Le projet d’une durée de deux ans (1998-1999) s’inscrit dans le cadre du programme européen Intégra subsidié par le Fonds Social Européen. Il est réalisé en partenariat avec le Service de Pédagogie expérimentale de l’Université de Liège (Belgique).
L’objectif de l’outil est d’apporter un soutien aux travailleurs sociaux en matière d’insertion socio-professionnelle. Le logiciel met en relation d’une part, des informations concernant le public du C.P.A.S. dans le cadre de l’insertion socio-professionnelle et, d’autre part, les profils professionnels employés et recherchés par les entreprises de la région, avec un accent mis sur les emplois où aucune qualification professionnelle certifiée n’est exigée lors de l’entrée en fonction.
Méthodologie de recherche
L’outil informatisé a été réalisé par une équipe pluridisciplinaire issue des deux institutions :
- un psychopédagogue et un informaticien du Service de Pédagogie expérimentale ;
- une assistante sociale du Service Insertion du C.P.A.S.
L’équipe de recherche a travaillé en interaction constante avec les travailleurs sociaux du C.P.A.S.
La méthodologie comprend 3 étapes :
Cartographie des ressources, étude du terrain, analyse des besoins Régulation
Recueil des données et conception du logiciel
Mise en place de l’outil, analyse
L’étude des données reprises dans les deux bases de données (d’une part le public et d’autre part les entreprises) s’est fait en parallèle.
Ceci a permis d’enrichir les réflexions portant sur le public et les entreprises.
Le produit réalisé
Le logiciel permet :
- pour les candidats à l’emploi : d’établir une concordance entre leurs compétences, leurs aspirations, leurs possibilités et les emplois disponibles dans la région. Pour ce faire, ils peuvent accéder aux données les concernant et aux fiches signalétiques des entreprises de la région ;
pour les travailleurs sociaux : de “ sélectionner ” des candidats à l’emploi, à la formation sur base des informations reçues.
Le logiciel doit permettre aux candidats à l’emploi de comparer leurs profils avec les exigences, aptitudes et compétences demandées par les employeurs.
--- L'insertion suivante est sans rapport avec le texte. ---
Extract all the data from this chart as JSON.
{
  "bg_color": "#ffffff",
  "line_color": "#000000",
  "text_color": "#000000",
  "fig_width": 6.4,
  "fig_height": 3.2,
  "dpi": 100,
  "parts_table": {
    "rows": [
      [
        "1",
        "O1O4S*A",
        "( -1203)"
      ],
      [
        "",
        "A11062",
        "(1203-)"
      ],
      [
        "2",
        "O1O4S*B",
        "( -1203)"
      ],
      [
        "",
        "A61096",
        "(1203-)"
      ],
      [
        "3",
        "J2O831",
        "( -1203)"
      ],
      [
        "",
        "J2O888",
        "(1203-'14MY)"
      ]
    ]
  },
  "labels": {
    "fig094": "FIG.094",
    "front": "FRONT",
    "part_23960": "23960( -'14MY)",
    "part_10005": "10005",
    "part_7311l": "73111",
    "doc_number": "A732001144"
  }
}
La consultation des données concernant l’entreprise doit amener le demandeur soit à poser une candidature réfléchie, soit à prendre la décision de suivre une formation, soit de s’orienter ailleurs. Il doit permettre d’ouvrir la réflexion quant au chemin à parcourir pour aller vers l’emploi.
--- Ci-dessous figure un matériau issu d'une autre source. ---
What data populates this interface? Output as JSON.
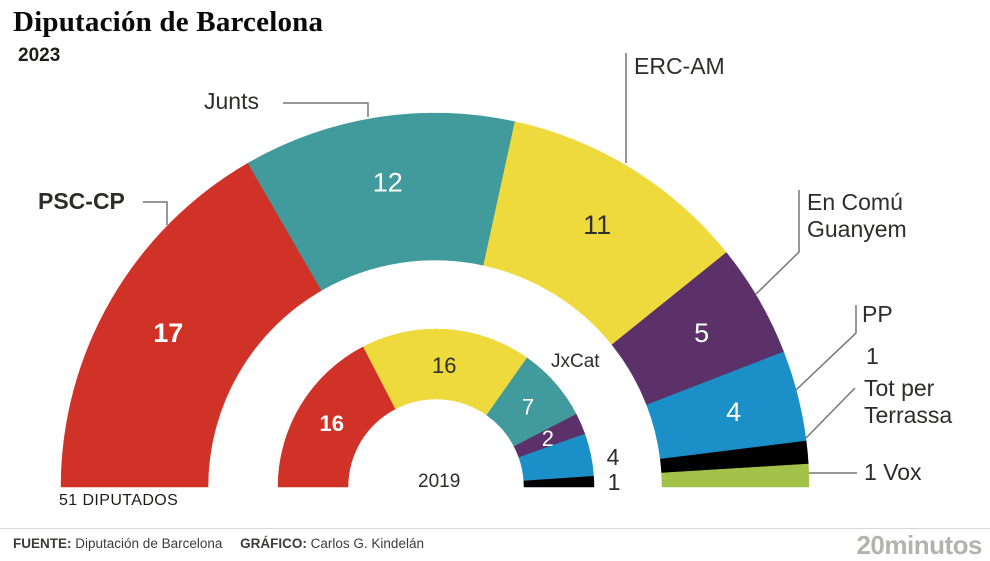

Pour toutes ces “ démarches-consultations - démarches de réflexions ”, un agent d’insertion accompagne le candidat. Pour les travailleurs sociaux, cet outil est donc avant tout un instrument qui offre la possibilité à un public en difficulté de PROGRESSER. Toute information introduite concernant le public doit viser cette perspective.
Evolution de la recherche et axes de réflexion
Au cours des deux années de collaboration entre le Service de Pédagogie expérimentale de l’Université de Liège et le Service Insertion du Centre Public d’Aide Sociale de Châtelet pour la création et la mise en place du logiciel, la recherche a évolué. Des difficultés ont été rencontrées, des questions soulevées, des problématiques posées, des modifications apportées.
Le public
“ Quelles sont les personnes qui doivent se trouver dans la base de données ? ” est une des premières questions apparues.
La deuxième question qui vient tout de suite à l’esprit découle de la première :
Sur quels critères se baser pour introduire une personne dans la base de données ?
On voit ici à quel point la création du logiciel pose des questions de fond quant à l’insertion socio-professionnelle.
Les questions qui se posent alors montrent combien beaucoup de facteurs (subjectifs) peuvent entrer en jeu.
Quand et sur quels critères considère-t-on qu’un travail d’insertion socio-professionnelle peut-être entamé ?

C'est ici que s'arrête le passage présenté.